La historia no termina: “También quemaron muchas malocas llenas de uitotos, como advertencia para no rebelarnos. Estas quemas eran hechas con copal, una resina combustible extraída de la savia del árbol de copal. Muchos clanes fueron exterminados totalmente con este método. Nadie lograba escapar porque afuera estaban los carabineros y disparaban a cualquiera que intentaba ponerse a salvo. El cepo era el castigo más utilizado y había dos tipos: uno para los pies, y otro para los pies, la cabeza y las manos. El segundo fue el más cruel. Cuando decapitaban a los presos, lo hacían sobre el tocón de un árbol. Con un machete u hacha, cortaban el cuello. Las mujeres eran violadas delante de sus familias, y los bebés, lanzados al río. Toda la región donde se trabajó el caucho se parecía a un campo de batalla. Había cadáveres por doquier. Llevaron muchos indígenas al Brasil para seguir trabajando el caucho. Otras atrocidades más se me van de la mente”.
Sogaima y Gurai
Durante los años que duraron las caucherías, se produjeron varias rebeliones. La mayoría fue de curacas y curanderos.

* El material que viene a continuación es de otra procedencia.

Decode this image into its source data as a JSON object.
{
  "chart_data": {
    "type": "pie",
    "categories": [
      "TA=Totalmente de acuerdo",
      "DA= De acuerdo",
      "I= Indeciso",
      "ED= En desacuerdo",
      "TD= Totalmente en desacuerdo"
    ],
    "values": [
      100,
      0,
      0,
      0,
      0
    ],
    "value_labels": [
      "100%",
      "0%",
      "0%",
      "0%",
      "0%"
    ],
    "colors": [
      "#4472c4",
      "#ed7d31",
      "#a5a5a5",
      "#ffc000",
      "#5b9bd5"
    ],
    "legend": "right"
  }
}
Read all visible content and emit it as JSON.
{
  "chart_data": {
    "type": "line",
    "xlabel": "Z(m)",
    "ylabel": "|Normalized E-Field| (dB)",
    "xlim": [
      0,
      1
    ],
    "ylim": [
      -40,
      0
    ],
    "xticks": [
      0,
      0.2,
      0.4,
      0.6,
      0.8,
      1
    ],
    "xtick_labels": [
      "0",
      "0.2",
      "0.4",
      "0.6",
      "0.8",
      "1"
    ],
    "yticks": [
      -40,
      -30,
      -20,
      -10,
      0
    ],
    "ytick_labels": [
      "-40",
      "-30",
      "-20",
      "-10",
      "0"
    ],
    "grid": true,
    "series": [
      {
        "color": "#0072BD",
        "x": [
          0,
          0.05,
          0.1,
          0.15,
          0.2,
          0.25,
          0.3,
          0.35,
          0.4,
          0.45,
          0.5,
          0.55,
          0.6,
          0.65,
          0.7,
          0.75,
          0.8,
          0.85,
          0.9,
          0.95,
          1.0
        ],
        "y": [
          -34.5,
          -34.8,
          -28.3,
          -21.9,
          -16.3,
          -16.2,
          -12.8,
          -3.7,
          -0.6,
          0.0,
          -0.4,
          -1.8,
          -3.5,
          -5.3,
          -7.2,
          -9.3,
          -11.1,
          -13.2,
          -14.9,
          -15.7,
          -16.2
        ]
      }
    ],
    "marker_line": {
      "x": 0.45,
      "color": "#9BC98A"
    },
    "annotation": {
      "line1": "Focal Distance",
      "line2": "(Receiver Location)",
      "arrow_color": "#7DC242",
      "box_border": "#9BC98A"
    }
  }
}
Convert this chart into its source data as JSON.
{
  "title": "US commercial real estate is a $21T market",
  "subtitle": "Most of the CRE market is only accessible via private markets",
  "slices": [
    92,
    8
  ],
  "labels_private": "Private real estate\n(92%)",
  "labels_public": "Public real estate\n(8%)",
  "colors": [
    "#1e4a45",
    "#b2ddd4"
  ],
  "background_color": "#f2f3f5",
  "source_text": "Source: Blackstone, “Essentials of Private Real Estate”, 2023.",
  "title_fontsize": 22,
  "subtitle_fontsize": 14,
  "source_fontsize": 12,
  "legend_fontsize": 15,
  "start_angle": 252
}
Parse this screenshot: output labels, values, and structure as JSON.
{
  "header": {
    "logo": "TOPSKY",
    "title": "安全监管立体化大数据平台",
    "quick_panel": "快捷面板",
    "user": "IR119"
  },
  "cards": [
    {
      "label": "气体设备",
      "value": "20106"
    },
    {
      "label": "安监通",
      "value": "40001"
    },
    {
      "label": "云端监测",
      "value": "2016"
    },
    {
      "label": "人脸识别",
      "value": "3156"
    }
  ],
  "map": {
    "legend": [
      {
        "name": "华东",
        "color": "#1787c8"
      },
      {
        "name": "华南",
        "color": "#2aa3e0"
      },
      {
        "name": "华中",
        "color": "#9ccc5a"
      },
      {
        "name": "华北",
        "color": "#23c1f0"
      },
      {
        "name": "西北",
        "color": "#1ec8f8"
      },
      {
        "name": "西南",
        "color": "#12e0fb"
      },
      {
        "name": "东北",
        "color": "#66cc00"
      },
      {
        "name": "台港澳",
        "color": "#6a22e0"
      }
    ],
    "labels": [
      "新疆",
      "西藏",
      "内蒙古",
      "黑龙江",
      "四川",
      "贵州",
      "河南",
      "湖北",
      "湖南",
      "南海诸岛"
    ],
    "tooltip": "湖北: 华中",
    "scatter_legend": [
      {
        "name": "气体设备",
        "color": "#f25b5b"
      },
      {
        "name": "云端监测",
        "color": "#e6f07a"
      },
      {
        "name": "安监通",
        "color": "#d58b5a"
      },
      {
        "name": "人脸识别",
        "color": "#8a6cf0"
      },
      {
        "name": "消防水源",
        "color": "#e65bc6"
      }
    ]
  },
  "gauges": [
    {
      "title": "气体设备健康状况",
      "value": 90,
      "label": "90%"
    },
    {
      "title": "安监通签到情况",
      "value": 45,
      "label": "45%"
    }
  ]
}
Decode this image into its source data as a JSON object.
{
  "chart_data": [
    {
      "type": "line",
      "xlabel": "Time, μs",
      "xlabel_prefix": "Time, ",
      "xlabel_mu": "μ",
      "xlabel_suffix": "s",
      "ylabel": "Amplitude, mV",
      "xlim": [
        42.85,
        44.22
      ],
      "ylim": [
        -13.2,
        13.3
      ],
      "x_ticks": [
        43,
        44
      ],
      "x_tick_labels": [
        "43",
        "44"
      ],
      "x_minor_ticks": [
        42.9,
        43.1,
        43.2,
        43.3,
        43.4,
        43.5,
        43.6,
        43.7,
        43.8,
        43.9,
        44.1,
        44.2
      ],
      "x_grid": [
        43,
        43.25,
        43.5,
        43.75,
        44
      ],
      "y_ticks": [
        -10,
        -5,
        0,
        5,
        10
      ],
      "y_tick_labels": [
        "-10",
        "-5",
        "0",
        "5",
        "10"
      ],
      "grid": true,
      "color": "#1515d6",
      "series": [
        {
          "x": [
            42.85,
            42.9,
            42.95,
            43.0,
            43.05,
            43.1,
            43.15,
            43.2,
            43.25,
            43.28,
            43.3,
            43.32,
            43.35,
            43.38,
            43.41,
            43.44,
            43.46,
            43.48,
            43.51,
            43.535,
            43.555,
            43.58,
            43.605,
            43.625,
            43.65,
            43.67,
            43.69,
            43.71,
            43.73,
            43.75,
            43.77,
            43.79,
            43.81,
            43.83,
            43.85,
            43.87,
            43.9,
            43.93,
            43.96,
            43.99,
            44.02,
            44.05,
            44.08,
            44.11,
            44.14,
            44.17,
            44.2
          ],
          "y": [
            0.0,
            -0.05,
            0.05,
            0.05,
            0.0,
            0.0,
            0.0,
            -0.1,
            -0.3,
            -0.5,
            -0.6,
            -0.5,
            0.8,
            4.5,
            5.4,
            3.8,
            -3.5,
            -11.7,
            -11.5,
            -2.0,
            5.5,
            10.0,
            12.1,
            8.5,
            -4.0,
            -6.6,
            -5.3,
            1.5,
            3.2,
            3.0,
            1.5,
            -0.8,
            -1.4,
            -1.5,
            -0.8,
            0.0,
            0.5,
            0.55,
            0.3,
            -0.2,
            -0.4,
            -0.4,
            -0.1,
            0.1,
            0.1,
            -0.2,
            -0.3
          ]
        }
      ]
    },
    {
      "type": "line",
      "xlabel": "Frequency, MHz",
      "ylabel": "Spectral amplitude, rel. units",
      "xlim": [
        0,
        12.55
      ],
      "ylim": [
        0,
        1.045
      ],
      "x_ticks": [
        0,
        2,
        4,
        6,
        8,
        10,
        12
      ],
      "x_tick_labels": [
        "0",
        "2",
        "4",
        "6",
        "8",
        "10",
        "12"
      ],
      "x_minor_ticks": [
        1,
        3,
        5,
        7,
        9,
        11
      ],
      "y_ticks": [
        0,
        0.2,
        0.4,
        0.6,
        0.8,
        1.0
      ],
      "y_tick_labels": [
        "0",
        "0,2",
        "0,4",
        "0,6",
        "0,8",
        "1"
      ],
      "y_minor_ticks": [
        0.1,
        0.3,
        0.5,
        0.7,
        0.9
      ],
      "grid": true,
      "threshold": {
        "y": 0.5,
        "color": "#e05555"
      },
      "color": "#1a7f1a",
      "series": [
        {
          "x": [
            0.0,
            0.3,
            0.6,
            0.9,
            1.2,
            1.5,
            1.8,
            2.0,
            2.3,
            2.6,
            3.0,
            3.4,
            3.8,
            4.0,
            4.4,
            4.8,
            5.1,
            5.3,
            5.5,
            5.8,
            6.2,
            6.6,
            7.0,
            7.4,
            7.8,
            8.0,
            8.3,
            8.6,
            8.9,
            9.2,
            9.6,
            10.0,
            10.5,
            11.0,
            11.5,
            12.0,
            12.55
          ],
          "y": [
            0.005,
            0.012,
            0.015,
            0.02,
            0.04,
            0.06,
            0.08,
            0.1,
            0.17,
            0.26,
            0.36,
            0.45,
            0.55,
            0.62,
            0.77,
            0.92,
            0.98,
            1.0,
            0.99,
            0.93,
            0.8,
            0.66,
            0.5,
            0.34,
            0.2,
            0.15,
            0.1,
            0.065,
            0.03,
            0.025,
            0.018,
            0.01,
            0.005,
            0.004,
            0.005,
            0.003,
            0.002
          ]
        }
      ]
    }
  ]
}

Líderes políticos y religiosos de los clanes fueron asesinados para eliminar la estructura social de los uitotos. Para hacer frente a estos crímenes, Sogaima y Gurai, dos jóvenes curanderos, se rebelaron y emboscaron la casa del capataz, pero este logró escabullirse con sus ayudantes. Las represalias fueron brutales: asesinaron a decenas de personas, y los que escaparon se refugiaron en una gran maloca. El capataz mandó asegurar la puerta, cercaron con bolas de caucho y resina de copal toda la casa, y le prendieron fuego. Las personas gritaban y lloraban con desesperación. Aquel lugar donde se levantaba la gran maloca se llama Llaroka Amena. Dicen los abuelos que, mientras la gran maloca era consumida por la candela, el espíritu de Sogaima caminaba entre ellos tranquilizando a su gente. Al llegar la noche, de las cenizas de los muertos nacieron mariposas, aves y animales que escaparon al monte. Decía Gregorio que él visitó dos veces ese lugar y que aún estaban las columnas de la gran maloca como testigos silenciosos del progreso.
La fiebre del caucho dejó como saldo más de 40 000 muertes.
Libros como La vorágine, de José Eustasio Rivera; el Libro azul británico, del irlandés Roger Casement; El sueño del celta, de Mario Vargas Llosa; y Putumayo: el paraíso del diablo, del ingeniero norteamericano Walter Hardenburg, dan cuenta de los crímenes cometidos durante la fiebre del caucho, a inicios del siglo XX. Miles de uitotos, boras, ocainas y andoques fueron esclavizados y obligados a trabajar el caucho. Los que lograron escapar cayeron víctimas de las nuevas enfermedades como el sarampión.